Каз и Уайлен должны зайти на прием, подписать бумаги и уйти живыми. Их нынешний работодатель как раз таки уверен, что убивать их начнут даже раньше. По правде говоря, Инеж все больше хочется прижать кинжал поострее к его шее и поговорить по душам. Но Кридс не Пекка, он опаснее на порядок. Инеж отчего-то уверена, что в его случае подобная эскапада закончится доброжелательной интеллигентной беседой, а затем бездыханным телом, выброшенным в ближайшую сточную канаву. Для разнообразия — её собственным.

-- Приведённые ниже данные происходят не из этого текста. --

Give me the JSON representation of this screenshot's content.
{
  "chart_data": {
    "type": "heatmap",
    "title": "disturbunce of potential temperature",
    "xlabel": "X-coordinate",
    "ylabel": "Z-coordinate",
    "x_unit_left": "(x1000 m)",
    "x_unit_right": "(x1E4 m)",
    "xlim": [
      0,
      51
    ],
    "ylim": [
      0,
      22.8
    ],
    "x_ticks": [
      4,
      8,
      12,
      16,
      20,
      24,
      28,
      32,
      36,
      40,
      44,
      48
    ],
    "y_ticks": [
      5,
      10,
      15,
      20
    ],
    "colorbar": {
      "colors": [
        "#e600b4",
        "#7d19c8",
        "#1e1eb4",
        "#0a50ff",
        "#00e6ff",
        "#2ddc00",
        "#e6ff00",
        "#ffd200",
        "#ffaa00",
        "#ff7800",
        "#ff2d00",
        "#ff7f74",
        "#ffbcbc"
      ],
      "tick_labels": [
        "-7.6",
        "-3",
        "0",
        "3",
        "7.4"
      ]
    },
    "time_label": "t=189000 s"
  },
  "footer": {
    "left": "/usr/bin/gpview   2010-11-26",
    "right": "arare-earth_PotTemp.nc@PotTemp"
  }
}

Длинная юбка закручивается вокруг ног, Инеж растерянно рассматривает длинные рукава, отделанные золотой канителью. Она впервые в жизни надела фабрикаторскую ткань, и торжественность этого момента не перебить даже дурными мыслями и скукой. Отказники никогда не удостаивались чести получить такую униформу, которую не пробить ни ножом, ни пулей — подобная одежда существует для гришей и царей, Лишь отчаянный наглец осмелится надеть её, не относясь ни к тем, ни к другим.
Стоит ли удивляться, что Каз решил обрядить в такую всех своих воронов?

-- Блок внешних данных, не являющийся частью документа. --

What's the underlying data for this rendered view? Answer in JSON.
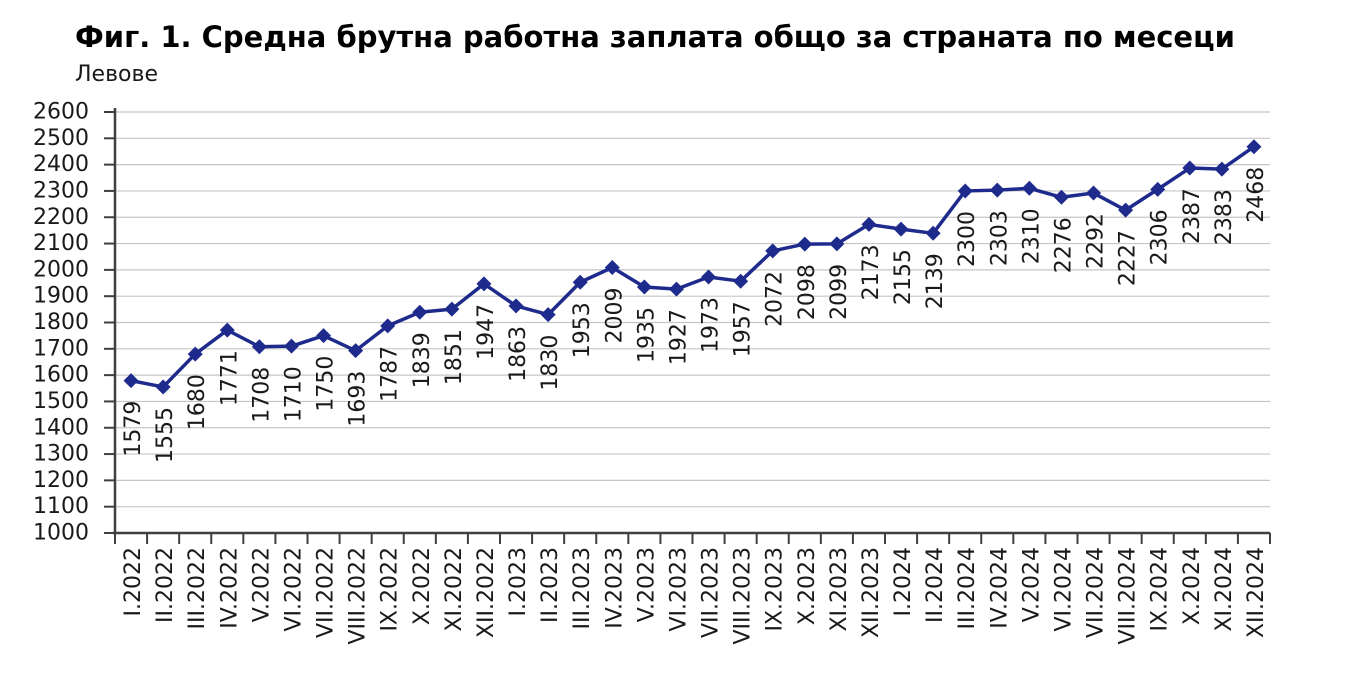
{
  "page": {
    "title": "Фиг. 1. Средна брутна работна заплата общо за страната по месеци",
    "units_label": "Левове"
  },
  "chart_data": {
    "type": "line",
    "title": "Фиг. 1. Средна брутна работна заплата общо за страната по месеци",
    "ylabel": "Левове",
    "xlabel": "",
    "categories": [
      "I.2022",
      "II.2022",
      "III.2022",
      "IV.2022",
      "V.2022",
      "VI.2022",
      "VII.2022",
      "VIII.2022",
      "IX.2022",
      "X.2022",
      "XI.2022",
      "XII.2022",
      "I.2023",
      "II.2023",
      "III.2023",
      "IV.2023",
      "V.2023",
      "VI.2023",
      "VII.2023",
      "VIII.2023",
      "IX.2023",
      "X.2023",
      "XI.2023",
      "XII.2023",
      "I.2024",
      "II.2024",
      "III.2024",
      "IV.2024",
      "V.2024",
      "VI.2024",
      "VII.2024",
      "VIII.2024",
      "IX.2024",
      "X.2024",
      "XI.2024",
      "XII.2024"
    ],
    "values": [
      1579,
      1555,
      1680,
      1771,
      1708,
      1710,
      1750,
      1693,
      1787,
      1839,
      1851,
      1947,
      1863,
      1830,
      1953,
      2009,
      1935,
      1927,
      1973,
      1957,
      2072,
      2098,
      2099,
      2173,
      2155,
      2139,
      2300,
      2303,
      2310,
      2276,
      2292,
      2227,
      2306,
      2387,
      2383,
      2468
    ],
    "ylim": [
      1000,
      2600
    ],
    "ytick_step": 100,
    "yticks": [
      1000,
      1100,
      1200,
      1300,
      1400,
      1500,
      1600,
      1700,
      1800,
      1900,
      2000,
      2100,
      2200,
      2300,
      2400,
      2500,
      2600
    ],
    "grid": true,
    "legend": false,
    "data_labels": true,
    "data_label_rotation": -90,
    "x_label_rotation": -90,
    "marker": "diamond",
    "colors": {
      "line": "#1E2B8C",
      "marker": "#1E2B8C",
      "grid": "#C6C6C6",
      "axis": "#3F3F3F",
      "tick_text": "#1A1A1A",
      "data_label_text": "#1A1A1A",
      "title_text": "#000000",
      "background": "#FFFFFF"
    }
  }
}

Высокий тугой воротник давит горло, мешает дышать, но Инеж не жалуется, поднимает подбородок выше. Воротники специально делают такими, чтобы невозможно было перерезать горло. Узкий лиф платья, имитирующий собой мундир, защищает тело со всех сторон вплоть до бедер — хорошая броня.
А ещё он нестерпимо сверкает всевозможной мешаниной из золотых нитей, тканевых цветов и кружевных вставок. Вся эта блестящая мишура прикрывает многочисленные пятна, где ткань полиняла, потеряла былой лоск и выглядит так, словно ей хорошенько перед этим вымыли полы. Первоначальный вариант уместнее смотрелся бы на огородном пугале. Миссис Геттенсберг сотворила чудо и продолжает творить его до сих, аккуратно приживляя волокна одной ткани к другой. Специальная методика, существующая для создания кефт.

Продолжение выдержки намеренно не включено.